Novello força os cosmólogos a se acostumarem a pensar o infinito, a conviver com essa ideia, tornando-a uma necessidade do pensamento. Todo modelo do universo bem comportado, que pressupõe uma simplificação, uma idealização, é abandonado em razão de não permitir “descrever o formidável e complexo fluxo do real em suas múltiplas e aparentemente inesgotáveis formas” (1988, p. 34). A cosmologia de Novello vira uma página da história da física, pois permite que seja o universo seja pensado de forma complexa e múltipla, rica de diversidades qualitativas e de surpresas potenciais: a cosmologia dinâmica é uma “ideia nova, seminal, cheia de potencialidades na gestação de uma visão aberta do universo” (2010, p. 38). Com ela as situações estáveis e permanentes, as regularidades e previsibilidades cedem lugar a transformações, evoluções, crises e instabilidades.
Ao propor a ideia de universo inacabado, Novello mostra que as leis do universo ainda estão em formação, sendo a cosmologia reveladora das novidades inesperadas da ciência (2018, p. 18).
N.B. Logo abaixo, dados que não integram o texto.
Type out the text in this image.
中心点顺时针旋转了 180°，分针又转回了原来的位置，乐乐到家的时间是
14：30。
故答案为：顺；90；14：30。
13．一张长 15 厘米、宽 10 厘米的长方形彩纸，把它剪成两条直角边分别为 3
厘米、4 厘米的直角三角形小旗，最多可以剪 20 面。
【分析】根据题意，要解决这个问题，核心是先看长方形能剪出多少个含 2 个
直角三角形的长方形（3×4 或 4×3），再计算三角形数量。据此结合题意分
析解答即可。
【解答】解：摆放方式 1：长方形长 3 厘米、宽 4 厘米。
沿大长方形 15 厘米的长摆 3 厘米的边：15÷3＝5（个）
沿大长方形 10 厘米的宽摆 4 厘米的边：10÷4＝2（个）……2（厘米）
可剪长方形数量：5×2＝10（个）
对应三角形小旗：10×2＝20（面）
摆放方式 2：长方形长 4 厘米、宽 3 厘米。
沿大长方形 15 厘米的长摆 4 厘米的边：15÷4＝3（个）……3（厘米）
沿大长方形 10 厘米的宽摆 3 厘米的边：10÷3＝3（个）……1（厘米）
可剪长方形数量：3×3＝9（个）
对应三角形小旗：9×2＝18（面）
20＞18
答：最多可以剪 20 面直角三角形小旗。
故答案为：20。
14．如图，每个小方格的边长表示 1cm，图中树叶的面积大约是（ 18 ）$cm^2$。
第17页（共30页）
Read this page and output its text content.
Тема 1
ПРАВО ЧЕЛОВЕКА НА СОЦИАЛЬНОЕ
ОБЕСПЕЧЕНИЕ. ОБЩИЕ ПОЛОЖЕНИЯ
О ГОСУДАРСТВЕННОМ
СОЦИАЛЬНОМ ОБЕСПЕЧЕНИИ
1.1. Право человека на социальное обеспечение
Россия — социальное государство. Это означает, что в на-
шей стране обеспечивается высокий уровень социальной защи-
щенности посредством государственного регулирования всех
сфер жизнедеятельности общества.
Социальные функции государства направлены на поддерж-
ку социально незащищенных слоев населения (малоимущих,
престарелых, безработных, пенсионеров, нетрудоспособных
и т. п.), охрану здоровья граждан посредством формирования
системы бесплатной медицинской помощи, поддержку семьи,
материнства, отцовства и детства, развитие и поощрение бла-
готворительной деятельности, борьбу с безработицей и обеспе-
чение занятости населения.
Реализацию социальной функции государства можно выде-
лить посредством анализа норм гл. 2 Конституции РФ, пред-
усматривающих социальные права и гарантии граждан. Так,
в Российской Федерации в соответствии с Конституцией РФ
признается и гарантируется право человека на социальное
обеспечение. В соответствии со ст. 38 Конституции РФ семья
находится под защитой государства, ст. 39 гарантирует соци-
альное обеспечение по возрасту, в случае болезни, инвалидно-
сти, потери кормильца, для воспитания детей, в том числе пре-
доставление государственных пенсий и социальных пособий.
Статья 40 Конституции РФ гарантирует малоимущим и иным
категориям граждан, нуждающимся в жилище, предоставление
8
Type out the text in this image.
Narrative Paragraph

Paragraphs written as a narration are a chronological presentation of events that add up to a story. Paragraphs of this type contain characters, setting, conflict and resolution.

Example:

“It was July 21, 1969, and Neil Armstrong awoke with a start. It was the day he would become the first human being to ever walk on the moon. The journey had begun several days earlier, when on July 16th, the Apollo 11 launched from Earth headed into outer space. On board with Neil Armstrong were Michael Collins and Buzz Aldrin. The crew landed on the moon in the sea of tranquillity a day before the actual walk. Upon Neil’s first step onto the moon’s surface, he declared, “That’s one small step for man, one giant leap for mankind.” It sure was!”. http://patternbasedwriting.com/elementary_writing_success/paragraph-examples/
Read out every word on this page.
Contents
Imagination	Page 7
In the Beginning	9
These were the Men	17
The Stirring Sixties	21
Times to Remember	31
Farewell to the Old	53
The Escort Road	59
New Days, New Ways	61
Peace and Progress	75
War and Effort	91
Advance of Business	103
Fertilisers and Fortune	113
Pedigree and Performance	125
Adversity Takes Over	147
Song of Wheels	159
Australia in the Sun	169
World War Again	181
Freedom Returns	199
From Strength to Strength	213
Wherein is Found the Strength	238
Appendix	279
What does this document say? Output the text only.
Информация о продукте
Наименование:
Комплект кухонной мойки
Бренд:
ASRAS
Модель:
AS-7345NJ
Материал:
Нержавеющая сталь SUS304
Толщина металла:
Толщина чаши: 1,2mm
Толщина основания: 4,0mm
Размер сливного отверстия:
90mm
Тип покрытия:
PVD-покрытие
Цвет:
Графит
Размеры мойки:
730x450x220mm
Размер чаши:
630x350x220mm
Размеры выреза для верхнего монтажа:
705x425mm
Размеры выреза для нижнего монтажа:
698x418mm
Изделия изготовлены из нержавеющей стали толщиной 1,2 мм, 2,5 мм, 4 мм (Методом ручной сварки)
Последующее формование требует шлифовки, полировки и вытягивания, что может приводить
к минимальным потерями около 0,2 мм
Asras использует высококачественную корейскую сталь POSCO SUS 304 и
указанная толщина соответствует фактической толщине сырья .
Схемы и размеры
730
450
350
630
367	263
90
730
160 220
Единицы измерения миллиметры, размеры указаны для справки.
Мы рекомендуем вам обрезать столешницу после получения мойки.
Em verdade, ao perder o caráter de fixidez, universalidade e invariabilidade, as leis nem mais mereceriam o nome de leis. Eis o profundo golpe diferido nos fundamentos da ciência que levam os intercessores a entender a natureza como um processo dinâmico, em movimento permanente, que nunca esgota suas virtualidades potenciais. Ao invés da criação ter lugar em um só lugar e em um único momento, ela é pensada de forma contínua, como produção permanente do novo, sem possibilidade de interrupção, sem cansaço. Deleuze afirma que pensar é pensar a criação, a multiplicidade, o infinito. Ao invés dos conceitos de ser e não ser, permanência, identidade, estabilidade próprios da tradição metafísica clássica, ele traz os conceitos que expressam o movimento e o devir. O objetivo do pensamento deleuziano é liberar os fluxos para fazer multiplicar mundos possíveis, afirmando sempre a diferença. Eis a instauração da Filosofia: “o pensamento reivindica ‘somente’ o movimento que pode ser levado ao infinito” (DELEZE, GUATTARI, 1992, p. 53). Todo problema da filosofia é não perder o infinito (DELEUZE, GUATTARI, 1992, p. 59), é se abrir para o caos, não renunciar aos movimentos aberrantes; é mergulhar na imanência. Dar ao pensamento a insubmissão a tudo o que impede a novidade, eis a vertigem filosófica que Deleuze se propõe e que a cosmologia novelliana nos conduz.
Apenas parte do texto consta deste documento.